Spiny lobsters, also known as langouste or rock lobsters, are a family (Palinuridae) of about 60 species of achelate crustaceans, in the Decapoda Reptantia. -Wikipedia

A little research cleared this up. Technically we’d seen the head of a spiny lobster. I think I’ve eaten them in France. I’m certain that The Family and I have walked around farmer’s markets where there were Langoustes on sale. Energized by this sight we order a lobster for dinner. It wasn’t available, so we settled for crabs instead. If you see a crustacean with a long spiny antenna and small or non-existent claws, it is almost certainly a spiny lobster.

Eating in or eating out?

The little islands of Ritchie’s archipelago have small populations by Indian standards. Neil Island has a permanent population of about 3000, with about that many more tourists in peak season. A large fraction of the population runs restaurants. Signs such as the one in the featured photo were common. We also read one which promised " North and South Indian, Bengali, Continental, Chinese, Israeli and Bhutanese food". I had looked at these signs as indicators of where most visitors came from, but the reference to Bhutanese was a jolt. It is unlikely that there are many Bhutanese tourists here. Perhaps it is a nod to the fact that momos are popular all across the northern part of the country.

Typical beach eatery in Neil Island, Andaman

On our first day in the island, we came across this little stall on the beach.
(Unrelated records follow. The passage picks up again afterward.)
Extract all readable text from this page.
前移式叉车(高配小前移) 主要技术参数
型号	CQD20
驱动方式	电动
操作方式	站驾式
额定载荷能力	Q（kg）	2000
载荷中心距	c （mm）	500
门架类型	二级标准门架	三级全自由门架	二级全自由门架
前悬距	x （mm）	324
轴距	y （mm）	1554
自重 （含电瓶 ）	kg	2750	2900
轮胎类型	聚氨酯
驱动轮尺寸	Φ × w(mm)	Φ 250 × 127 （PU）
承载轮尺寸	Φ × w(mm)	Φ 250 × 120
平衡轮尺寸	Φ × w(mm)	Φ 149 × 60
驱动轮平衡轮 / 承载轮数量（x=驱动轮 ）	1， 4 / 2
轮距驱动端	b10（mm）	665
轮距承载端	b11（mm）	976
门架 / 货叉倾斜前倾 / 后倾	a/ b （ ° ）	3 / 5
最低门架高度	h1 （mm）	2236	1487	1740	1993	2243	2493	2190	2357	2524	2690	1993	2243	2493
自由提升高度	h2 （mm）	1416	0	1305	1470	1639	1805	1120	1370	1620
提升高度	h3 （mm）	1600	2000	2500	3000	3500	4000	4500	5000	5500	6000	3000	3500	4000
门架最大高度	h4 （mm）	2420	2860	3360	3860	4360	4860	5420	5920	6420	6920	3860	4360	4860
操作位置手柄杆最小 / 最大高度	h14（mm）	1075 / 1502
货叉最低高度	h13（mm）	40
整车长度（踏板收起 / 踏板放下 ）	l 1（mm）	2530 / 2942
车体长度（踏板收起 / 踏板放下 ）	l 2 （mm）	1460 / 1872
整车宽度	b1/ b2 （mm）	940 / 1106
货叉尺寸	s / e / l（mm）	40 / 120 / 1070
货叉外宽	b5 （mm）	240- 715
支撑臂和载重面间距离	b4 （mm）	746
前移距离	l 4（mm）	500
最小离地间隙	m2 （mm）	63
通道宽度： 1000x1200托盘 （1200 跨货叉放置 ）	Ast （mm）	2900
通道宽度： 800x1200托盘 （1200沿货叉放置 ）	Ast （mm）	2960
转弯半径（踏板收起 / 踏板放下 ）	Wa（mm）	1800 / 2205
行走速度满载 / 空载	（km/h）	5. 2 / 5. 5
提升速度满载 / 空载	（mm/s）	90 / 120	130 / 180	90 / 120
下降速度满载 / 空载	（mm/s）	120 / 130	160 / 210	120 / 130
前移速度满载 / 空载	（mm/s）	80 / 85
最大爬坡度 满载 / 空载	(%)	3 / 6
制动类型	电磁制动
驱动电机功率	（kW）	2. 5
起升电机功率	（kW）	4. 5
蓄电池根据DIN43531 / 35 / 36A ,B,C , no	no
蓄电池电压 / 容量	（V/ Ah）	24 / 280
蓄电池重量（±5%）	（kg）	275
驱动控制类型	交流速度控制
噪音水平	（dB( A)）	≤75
While we had a tea, the man told us about what he could get us for dinner. His recommendation was lobsters, and the price he offered was good. He insisted that The Family take down his phone number. If we ordered he would deliver the dish to our room in the hotel. Unfortunately, we never got around to ordering. There are too many walk-in options. What sea food we ate on the island was wonderfully fresh.

Buying fish on a coral island

Farmers and fisher-folk going door to door, selling their produce or catch, was a common sight when I was a child. Direct marketing has had a comeback in recent times, with cooperatives of farmers bringing trucks of produce into cities directly to apartment buildings. On the beach destination of Neil Island in the Andaman archipelago, I saw a fisher man going door to door with an enormous fish (photo above). I don’t now what fish that is: the size of a large surmai, but neither surmai (a.k.a. king fish, or seer) nor tuna.

Fish on sale in Neil Island, Andaman

There were surprises in the fish market as well. As we passed the scrupulously clean fish market on an auto, a fisherman called out to the driver. He’d saved a large fish head for him. The auto driver bought it, and my aunt asked him how it is cooked at home. It turned out that they both had the same dish in mind: fish head cooked with lauki (bottle gourd). Meanwhile I’d had a look at what was on sale. Among the usually silvery pile of fish were others coloured a strange stippled brown. I asked for the names, but none of them rang a bell. The larger, lippy, fish was probably the tasty silver jack which I’d eaten grilled a couple of nights before. This is not the thing that Google recognizes as silver jack. Many of the fish were just called jungli-this or jungli-that (meaning wild). The fishermen were Bengali settlers, and they had just named the unfamiliar fish according to which of the familiar fish of the Bengal coast they reminded them of.

Fish in the market in Neil Island, Andaman

The fish market was in the centre of the island, and I passed it several times a day. The next time I looked in the catch was from the reefs around the island. The colourful schools of fish we’d seen darting among the corals were edible! Of course they would be; it was my assumption that they were just aquarium fish for display. The yellow fish with blue stripes had been pointed out as banana fish: clearly another made up name, since Japanese Manga was not very common on the island. I’d seen the red fish with blue and brown dots, but hadn’t bothered to ask what it was called. Clearly, a fish market in a coral island is much more colourful than a fish market in Mumbai.